On 20 November 2012, the European Parliament approved amendments to the European Commission's draft legislative proposals for the reform of the Brussels I Regulation (the “Regulation”) which determines which national court has jurisdiction in cross-border cases and how court judgments in one EU Member State are recognised and enforced in another.

Arbitration has traditionally been exempt from the Regulation, but such exemption was called into question following the controversial decision of the ECJ in West Tankers in 2009 which held that, while an anti-suit injunction concerning arbitration would normally fall outside the scope of the Regulation, an English court could not curtail the jurisdiction of the Italian courts by restraining parallel litigation in order to uphold an arbitration agreement which provided for arbitration in London.

The decision of the ECJ in West Tankers created uncertainty for parties to arbitration agreements where the seat of arbitration is in an EU Member State.  The decision was arguably inconsistent with the principles of the New York Convention, which applies in all EU Member States and over 120 other jurisdictions, and states that if there is a valid arbitration clause, the court is obliged to refer the matter to arbitration.  Commentators have argued that a reform of the law would be required to ensure that businesses continue to choose European arbitration centres to resolve their disputes.

In its draft proposals, the European Commission maintained that arbitration should remain exempt from the Regulation, but has inserted a lengthy new recital that clarifies the extent of the arbitration exception and underlines the fact that the New York Convention should ultimately be given precedence.
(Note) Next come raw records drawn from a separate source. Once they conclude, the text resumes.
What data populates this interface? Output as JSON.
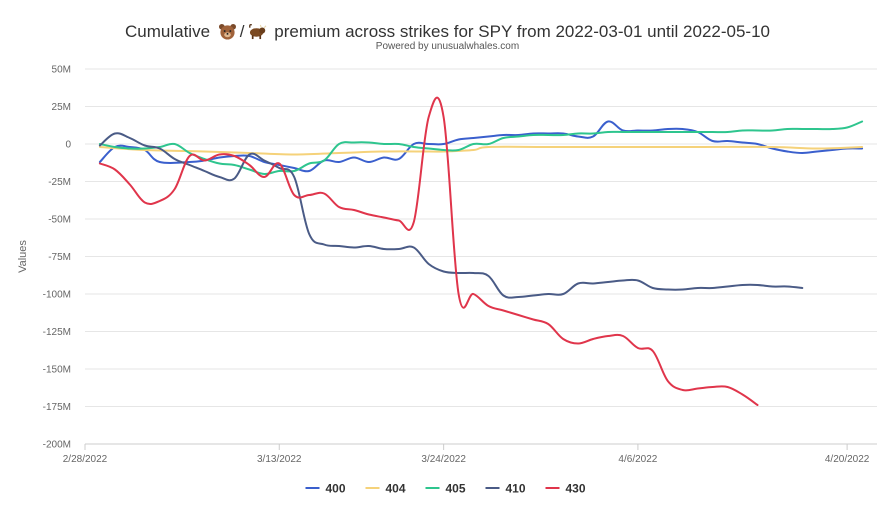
{
  "title": {
    "prefix": "Cumulative",
    "separator": "/",
    "suffix": "premium across strikes for SPY from 2022-03-01 until 2022-05-10",
    "icons": [
      "bear-icon",
      "bull-icon"
    ]
  },
  "subtitle": "Powered by unusualwhales.com",
  "chart_data": {
    "type": "line",
    "title": "Cumulative 🐻/🐂 premium across strikes for SPY from 2022-03-01 until 2022-05-10",
    "subtitle": "Powered by unusualwhales.com",
    "xlabel": "",
    "ylabel": "Values",
    "x_range": [
      "2022-02-28",
      "2022-04-22"
    ],
    "x_tick_labels": [
      "2/28/2022",
      "3/13/2022",
      "3/24/2022",
      "4/6/2022",
      "4/20/2022"
    ],
    "x_tick_dates": [
      "2022-02-28",
      "2022-03-13",
      "2022-03-24",
      "2022-04-06",
      "2022-04-20"
    ],
    "ylim": [
      -200,
      50
    ],
    "y_unit": "M",
    "y_ticks": [
      50,
      25,
      0,
      -25,
      -50,
      -75,
      -100,
      -125,
      -150,
      -175,
      -200
    ],
    "y_tick_labels": [
      "50M",
      "25M",
      "0",
      "-25M",
      "-50M",
      "-75M",
      "-100M",
      "-125M",
      "-150M",
      "-175M",
      "-200M"
    ],
    "grid": true,
    "legend_position": "bottom-center",
    "series": [
      {
        "name": "400",
        "color": "#3a5fcd",
        "points": [
          [
            "2022-03-01",
            -12
          ],
          [
            "2022-03-02",
            -2
          ],
          [
            "2022-03-03",
            -2
          ],
          [
            "2022-03-04",
            -4
          ],
          [
            "2022-03-05",
            -12
          ],
          [
            "2022-03-07",
            -12
          ],
          [
            "2022-03-08",
            -11
          ],
          [
            "2022-03-09",
            -9
          ],
          [
            "2022-03-10",
            -8
          ],
          [
            "2022-03-11",
            -8
          ],
          [
            "2022-03-12",
            -12
          ],
          [
            "2022-03-13",
            -14
          ],
          [
            "2022-03-14",
            -16
          ],
          [
            "2022-03-15",
            -18
          ],
          [
            "2022-03-16",
            -11
          ],
          [
            "2022-03-17",
            -12
          ],
          [
            "2022-03-18",
            -9
          ],
          [
            "2022-03-19",
            -12
          ],
          [
            "2022-03-20",
            -9
          ],
          [
            "2022-03-21",
            -10
          ],
          [
            "2022-03-22",
            0
          ],
          [
            "2022-03-23",
            0
          ],
          [
            "2022-03-24",
            0
          ],
          [
            "2022-03-25",
            3
          ],
          [
            "2022-03-26",
            4
          ],
          [
            "2022-03-27",
            5
          ],
          [
            "2022-03-28",
            6
          ],
          [
            "2022-03-29",
            6
          ],
          [
            "2022-03-30",
            7
          ],
          [
            "2022-03-31",
            7
          ],
          [
            "2022-04-01",
            7
          ],
          [
            "2022-04-02",
            5
          ],
          [
            "2022-04-03",
            5
          ],
          [
            "2022-04-04",
            15
          ],
          [
            "2022-04-05",
            9
          ],
          [
            "2022-04-06",
            9
          ],
          [
            "2022-04-07",
            9
          ],
          [
            "2022-04-08",
            10
          ],
          [
            "2022-04-09",
            10
          ],
          [
            "2022-04-10",
            8
          ],
          [
            "2022-04-11",
            2
          ],
          [
            "2022-04-12",
            2
          ],
          [
            "2022-04-13",
            1
          ],
          [
            "2022-04-14",
            0
          ],
          [
            "2022-04-15",
            -3
          ],
          [
            "2022-04-16",
            -5
          ],
          [
            "2022-04-17",
            -6
          ],
          [
            "2022-04-18",
            -5
          ],
          [
            "2022-04-19",
            -4
          ],
          [
            "2022-04-20",
            -3
          ],
          [
            "2022-04-21",
            -3
          ]
        ]
      },
      {
        "name": "404",
        "color": "#f5d27a",
        "points": [
          [
            "2022-03-01",
            -2
          ],
          [
            "2022-03-04",
            -4
          ],
          [
            "2022-03-08",
            -5
          ],
          [
            "2022-03-11",
            -6
          ],
          [
            "2022-03-14",
            -7
          ],
          [
            "2022-03-17",
            -6
          ],
          [
            "2022-03-20",
            -5
          ],
          [
            "2022-03-23",
            -5
          ],
          [
            "2022-03-24",
            -5
          ],
          [
            "2022-03-26",
            -4
          ],
          [
            "2022-03-27",
            -2
          ],
          [
            "2022-03-31",
            -2
          ],
          [
            "2022-04-05",
            -2
          ],
          [
            "2022-04-10",
            -2
          ],
          [
            "2022-04-15",
            -2
          ],
          [
            "2022-04-18",
            -3
          ],
          [
            "2022-04-21",
            -2
          ]
        ]
      },
      {
        "name": "405",
        "color": "#2ec58e",
        "points": [
          [
            "2022-03-01",
            0
          ],
          [
            "2022-03-02",
            -2
          ],
          [
            "2022-03-03",
            -3
          ],
          [
            "2022-03-04",
            -3
          ],
          [
            "2022-03-05",
            -2
          ],
          [
            "2022-03-06",
            0
          ],
          [
            "2022-03-07",
            -6
          ],
          [
            "2022-03-08",
            -10
          ],
          [
            "2022-03-09",
            -13
          ],
          [
            "2022-03-10",
            -14
          ],
          [
            "2022-03-11",
            -17
          ],
          [
            "2022-03-12",
            -20
          ],
          [
            "2022-03-13",
            -18
          ],
          [
            "2022-03-14",
            -18
          ],
          [
            "2022-03-15",
            -13
          ],
          [
            "2022-03-16",
            -11
          ],
          [
            "2022-03-17",
            0
          ],
          [
            "2022-03-18",
            1
          ],
          [
            "2022-03-19",
            1
          ],
          [
            "2022-03-20",
            0
          ],
          [
            "2022-03-21",
            0
          ],
          [
            "2022-03-22",
            -2
          ],
          [
            "2022-03-23",
            -3
          ],
          [
            "2022-03-24",
            -4
          ],
          [
            "2022-03-25",
            -4
          ],
          [
            "2022-03-26",
            0
          ],
          [
            "2022-03-27",
            0
          ],
          [
            "2022-03-28",
            4
          ],
          [
            "2022-03-29",
            5
          ],
          [
            "2022-03-30",
            6
          ],
          [
            "2022-03-31",
            6
          ],
          [
            "2022-04-01",
            6
          ],
          [
            "2022-04-02",
            7
          ],
          [
            "2022-04-03",
            7
          ],
          [
            "2022-04-04",
            8
          ],
          [
            "2022-04-05",
            8
          ],
          [
            "2022-04-06",
            8
          ],
          [
            "2022-04-07",
            8
          ],
          [
            "2022-04-08",
            8
          ],
          [
            "2022-04-09",
            8
          ],
          [
            "2022-04-10",
            8
          ],
          [
            "2022-04-11",
            8
          ],
          [
            "2022-04-12",
            8
          ],
          [
            "2022-04-13",
            9
          ],
          [
            "2022-04-14",
            9
          ],
          [
            "2022-04-15",
            9
          ],
          [
            "2022-04-16",
            10
          ],
          [
            "2022-04-17",
            10
          ],
          [
            "2022-04-18",
            10
          ],
          [
            "2022-04-19",
            10
          ],
          [
            "2022-04-20",
            11
          ],
          [
            "2022-04-21",
            15
          ]
        ]
      },
      {
        "name": "410",
        "color": "#4a5b86",
        "points": [
          [
            "2022-03-01",
            -1
          ],
          [
            "2022-03-02",
            7
          ],
          [
            "2022-03-03",
            4
          ],
          [
            "2022-03-04",
            -1
          ],
          [
            "2022-03-05",
            -3
          ],
          [
            "2022-03-06",
            -10
          ],
          [
            "2022-03-07",
            -14
          ],
          [
            "2022-03-08",
            -18
          ],
          [
            "2022-03-09",
            -22
          ],
          [
            "2022-03-10",
            -23
          ],
          [
            "2022-03-11",
            -7
          ],
          [
            "2022-03-12",
            -11
          ],
          [
            "2022-03-13",
            -16
          ],
          [
            "2022-03-14",
            -22
          ],
          [
            "2022-03-15",
            -60
          ],
          [
            "2022-03-16",
            -67
          ],
          [
            "2022-03-17",
            -68
          ],
          [
            "2022-03-18",
            -69
          ],
          [
            "2022-03-19",
            -68
          ],
          [
            "2022-03-20",
            -70
          ],
          [
            "2022-03-21",
            -70
          ],
          [
            "2022-03-22",
            -69
          ],
          [
            "2022-03-23",
            -80
          ],
          [
            "2022-03-24",
            -85
          ],
          [
            "2022-03-25",
            -86
          ],
          [
            "2022-03-26",
            -86
          ],
          [
            "2022-03-27",
            -88
          ],
          [
            "2022-03-28",
            -101
          ],
          [
            "2022-03-29",
            -102
          ],
          [
            "2022-03-30",
            -101
          ],
          [
            "2022-03-31",
            -100
          ],
          [
            "2022-04-01",
            -100
          ],
          [
            "2022-04-02",
            -93
          ],
          [
            "2022-04-03",
            -93
          ],
          [
            "2022-04-04",
            -92
          ],
          [
            "2022-04-05",
            -91
          ],
          [
            "2022-04-06",
            -91
          ],
          [
            "2022-04-07",
            -96
          ],
          [
            "2022-04-08",
            -97
          ],
          [
            "2022-04-09",
            -97
          ],
          [
            "2022-04-10",
            -96
          ],
          [
            "2022-04-11",
            -96
          ],
          [
            "2022-04-12",
            -95
          ],
          [
            "2022-04-13",
            -94
          ],
          [
            "2022-04-14",
            -94
          ],
          [
            "2022-04-15",
            -95
          ],
          [
            "2022-04-16",
            -95
          ],
          [
            "2022-04-17",
            -96
          ]
        ]
      },
      {
        "name": "430",
        "color": "#e0354b",
        "points": [
          [
            "2022-03-01",
            -13
          ],
          [
            "2022-03-02",
            -17
          ],
          [
            "2022-03-03",
            -27
          ],
          [
            "2022-03-04",
            -39
          ],
          [
            "2022-03-05",
            -38
          ],
          [
            "2022-03-06",
            -30
          ],
          [
            "2022-03-07",
            -8
          ],
          [
            "2022-03-08",
            -11
          ],
          [
            "2022-03-09",
            -7
          ],
          [
            "2022-03-10",
            -8
          ],
          [
            "2022-03-11",
            -14
          ],
          [
            "2022-03-12",
            -22
          ],
          [
            "2022-03-13",
            -13
          ],
          [
            "2022-03-14",
            -34
          ],
          [
            "2022-03-15",
            -34
          ],
          [
            "2022-03-16",
            -33
          ],
          [
            "2022-03-17",
            -42
          ],
          [
            "2022-03-18",
            -44
          ],
          [
            "2022-03-19",
            -47
          ],
          [
            "2022-03-20",
            -49
          ],
          [
            "2022-03-21",
            -51
          ],
          [
            "2022-03-22",
            -52
          ],
          [
            "2022-03-23",
            18
          ],
          [
            "2022-03-24",
            18
          ],
          [
            "2022-03-25",
            -100
          ],
          [
            "2022-03-26",
            -100
          ],
          [
            "2022-03-27",
            -108
          ],
          [
            "2022-03-28",
            -111
          ],
          [
            "2022-03-29",
            -114
          ],
          [
            "2022-03-30",
            -117
          ],
          [
            "2022-03-31",
            -120
          ],
          [
            "2022-04-01",
            -130
          ],
          [
            "2022-04-02",
            -133
          ],
          [
            "2022-04-03",
            -130
          ],
          [
            "2022-04-04",
            -128
          ],
          [
            "2022-04-05",
            -128
          ],
          [
            "2022-04-06",
            -136
          ],
          [
            "2022-04-07",
            -138
          ],
          [
            "2022-04-08",
            -158
          ],
          [
            "2022-04-09",
            -164
          ],
          [
            "2022-04-10",
            -163
          ],
          [
            "2022-04-11",
            -162
          ],
          [
            "2022-04-12",
            -162
          ],
          [
            "2022-04-13",
            -167
          ],
          [
            "2022-04-14",
            -174
          ]
        ]
      }
    ]
  }
}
Among other things, the recital expressly preserves the right of courts of Member States (whether first seised or not) to make rulings on issues such as the validity of arbitration agreements.

Recital 11 of the proposed Regulation states that:

  • the Regulation should not apply to arbitration
  • nothing in the Regulation should prevent a court of a Member State, when seised of a matter in respect of which the parties have entered into an arbitration agreement, from referring the parties to arbitration or from staying or dismissing the proceedings and from examining whether the arbitration agreement is null and void, inoperative or incapable of being performed, in accordance with its national law
  • a ruling given by a court of a Member State as to whether or not an arbitration agreement is null and void, inoperative or incapable of being performed should not be subject to the rules of recognition and enforcement laid down in this Regulation, regardless of whether the court decided on this as a principal issue or as an incidental question
  • where a court, exercising jurisdiction under this Regulation or under national law, has determined that an arbitration agreement is null and void, inoperative or incapable of being performed, this should not preclude that court’s judgment on the substance of the matter from being recognised and, as the case may be, enforced in accordance with this Regulation
  • this should be without prejudice to the competence of the courts of the Member States to decide on the recognition and enforcement of arbitration awards in accordance with the Convention on the Recognition and Enforcement of Foreign Arbitral Awards done at New York on 10 June 1958…, which takes precedence over this regulation
  • this Regulation should not apply to any action or ancillary proceedings relating to, in particular, the establishment of an arbitral tribunal, the powers of arbitrators, the conduct of an arbitration procedure or any other aspects of such a procedure, nor to any action or judgment concerning the annulment, review, appeal, recognition or enforcement of an arbitral award.

Now that the European Parliament has adopted a position at first reading, the focus moves to the Council, which is due to meet next month to consider its own position on the proposals. If the Council approves the European Parliament's position without amendments, there will be no need for a second reading, and the text will be published in accordance with EU law. However, if the Council suggests amendments to the European Parliament's position, the proposal will be sent back to the European Parliament for a second reading.